My first and second graders are also reviewing lines, painting, and brush procedures with a Kandinsky inspired art lesson. On the first day, we examined one of Kandinsky's Compositions using Visual Thinking Strategies (VTS). We also discussed key life facts like where he was born, what inspired him, what was going on during his life, etc. with a keynote presentation. Over the course of 3-4 art classes, students painted chinet plates (perfect plates for painting because of its stiff texture) with Kandinsky inspired concentric circles. We also discussed how radial designs can also appear circular like Kandinsky's concentric circles. Once the plates are painted and patterned, my first and second graders will turn these paper plates into looms and weave. I will be honest, I am a little nervous about teaching first and second graders how to weave. Can you imagine the chaos, but we are going to give it a try!

Wednesday, August 31, 2016

Baseline Portfolio Drawing, Rules and Procedures

The first two to three weeks of school for all grades allows for much practice of the art room rules and procedures. Each day students come to the art room, we quickly review the art room rules, procedures, and expectations, how to receive punches in individual Art "buck" punch cards and gain points for Rainbow Club as a class. A new activity I created to make the explanation of procedures and rules more exciting was an art room scavenger hunt. Second grade students, working with their table groups, were given a list of items to seek and find in the art room ranging from Art Jobs and Staplers to scrap paper drawers and sign language signs. First and kindergarten students were shown pictures from the art room in a keynote presentation and together as a class pointed to the found items in the room.

The first two weeks also allow me to gain valuable information about students' current skill levels in drawing and name writing. I call these drawings baseline portfolio drawings. Each year kindergarten through second grade, students will draw a self portrait and "My House" drawing without guidance on 9”x12” drawing paper and with a #2 pencil. These drawings usually take 2-3 days and students will add color with crayons (kindergarten) or colored pencils (first and second grades). For those students who finish early, we talk about adding "details" to give the viewer more information. For example, within the background of their self portraits, I tell them to draw items that tell me more about their hobbies and interests.
Second grade students this week will also list items to add to this year's Rainbow Club Chart and as a group VOTE FOR the ACTIVITIES they like best TO ADD to the RAINBOW CLUB chart.
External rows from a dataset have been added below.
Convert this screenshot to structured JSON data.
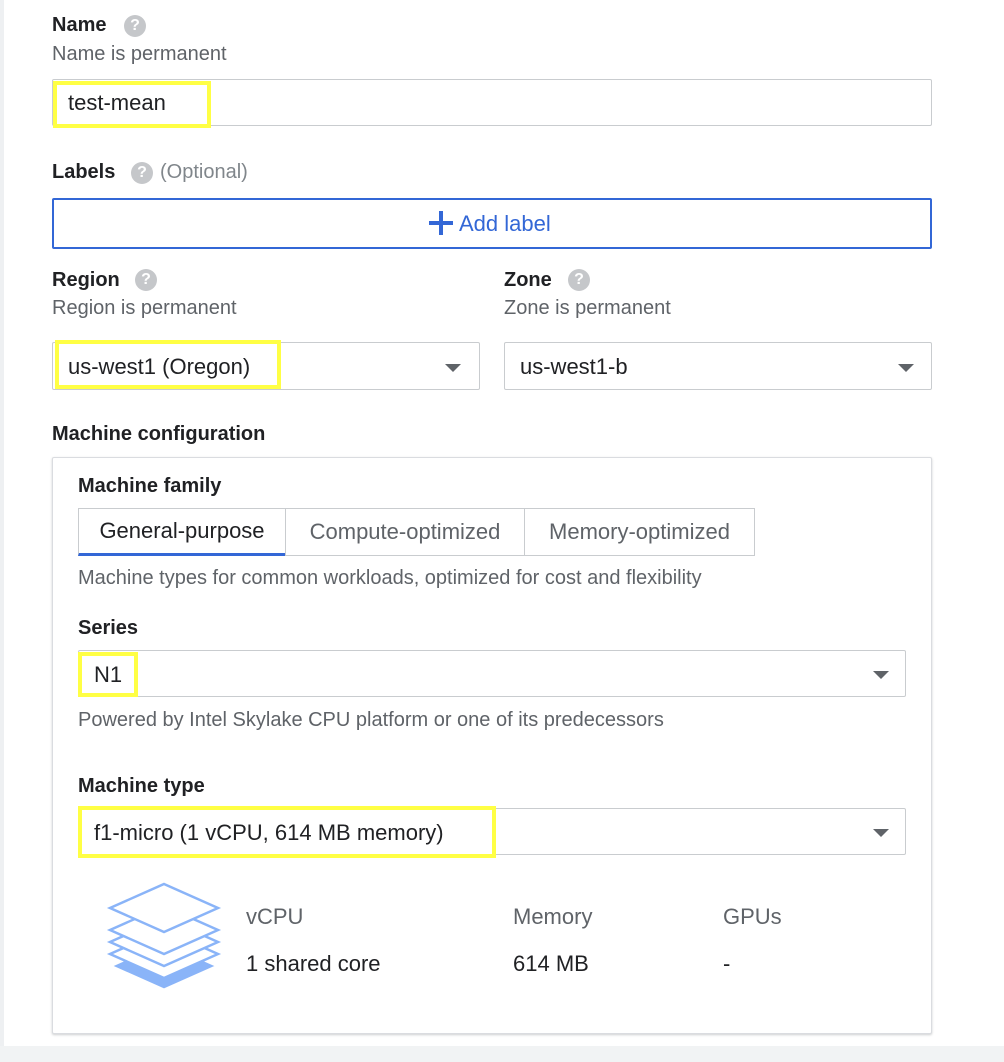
{
  "name": {
    "label": "Name",
    "help": "?",
    "sublabel": "Name is permanent",
    "value": "test-mean"
  },
  "labels": {
    "label": "Labels",
    "help": "?",
    "optional": "(Optional)",
    "add_icon": "+",
    "add_label": "Add label"
  },
  "region": {
    "label": "Region",
    "help": "?",
    "sublabel": "Region is permanent",
    "value": "us-west1 (Oregon)"
  },
  "zone": {
    "label": "Zone",
    "help": "?",
    "sublabel": "Zone is permanent",
    "value": "us-west1-b"
  },
  "machine_config": {
    "heading": "Machine configuration",
    "family_label": "Machine family",
    "tabs": [
      {
        "label": "General-purpose",
        "active": true
      },
      {
        "label": "Compute-optimized",
        "active": false
      },
      {
        "label": "Memory-optimized",
        "active": false
      }
    ],
    "family_desc": "Machine types for common workloads, optimized for cost and flexibility",
    "series_label": "Series",
    "series_value": "N1",
    "series_desc": "Powered by Intel Skylake CPU platform or one of its predecessors",
    "type_label": "Machine type",
    "type_value": "f1-micro (1 vCPU, 614 MB memory)",
    "specs": {
      "vcpu_head": "vCPU",
      "vcpu_value": "1 shared core",
      "memory_head": "Memory",
      "memory_value": "614 MB",
      "gpus_head": "GPUs",
      "gpus_value": "-"
    }
  },
  "icons": {
    "help": "help-circle-icon",
    "caret": "dropdown-caret-icon",
    "add": "plus-icon",
    "machine": "stacked-layers-icon"
  },
  "colors": {
    "highlight": "#ffff44",
    "accent": "#3367d6",
    "icon_light": "#8ab4f8"
  }
}
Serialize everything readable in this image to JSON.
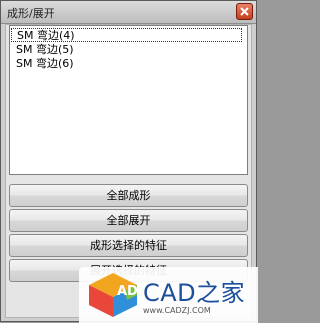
{
  "window": {
    "title": "成形/展开"
  },
  "list": {
    "items": [
      "SM 弯边(4)",
      "SM 弯边(5)",
      "SM 弯边(6)"
    ]
  },
  "buttons": {
    "form_all": "全部成形",
    "unform_all": "全部展开",
    "form_selected": "成形选择的特征",
    "unform_selected": "展开选择的特征"
  },
  "watermark": {
    "brand": "CAD之家",
    "url": "www.CADZJ.COM",
    "logo_letters": "AD"
  },
  "colors": {
    "close_button": "#c43d1f",
    "brand_blue": "#1b4f9c"
  }
}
Anchor Standard 1 (K-2): Generate and conceptualize artistic ideas and work.
Anchor Standard 2 (K-2): Organize and develop artistic ideas and work.
Anchor Standard 10 (K-2): Synthesize and relate knowledge and personal experiences to create art.

Thursday, April 28, 2016

The Sculpture Challenge continues...

Many 2nd graders have already started gluing their paper mache` projects after completing strong armatures made from cardboard scraps, newspaper, boxes, and masking tape. I am amazed at the innovation and designs many of these students developed with their own abilities! Check out some of the amazing examples below! See the original lesson explanations here and here.

Tuesday, April 19, 2016

Armatures and Paper Mache`

Students in 2nd grade are currently building armatures for their paper mache` animals. After looking at images of some of our favorite animals, each student chose one to study and draw using three dimensional geometric shapes. This is our plan for building our armature. We discussed various ways to build using paper towel and toilet paper tubes, as well as cardboard and newspaper. After completing their preliminary drawing, students may begin building with tape, tubes, newspaper and cardboard from supply boxes in the art room.
Once completed with the armature (the "bones" of our animal sculpture), students can begin the paper mache part. This can be incredibly messy, but most students thoroughly enjoy this step. Another discussion we have during construction of the armature is stability. We really want our animal to be able to stand on its own, so we need to work through any problems, such as the example below where the head is too heavy and the animal falls forward. Most everyone is ready for the glue step now.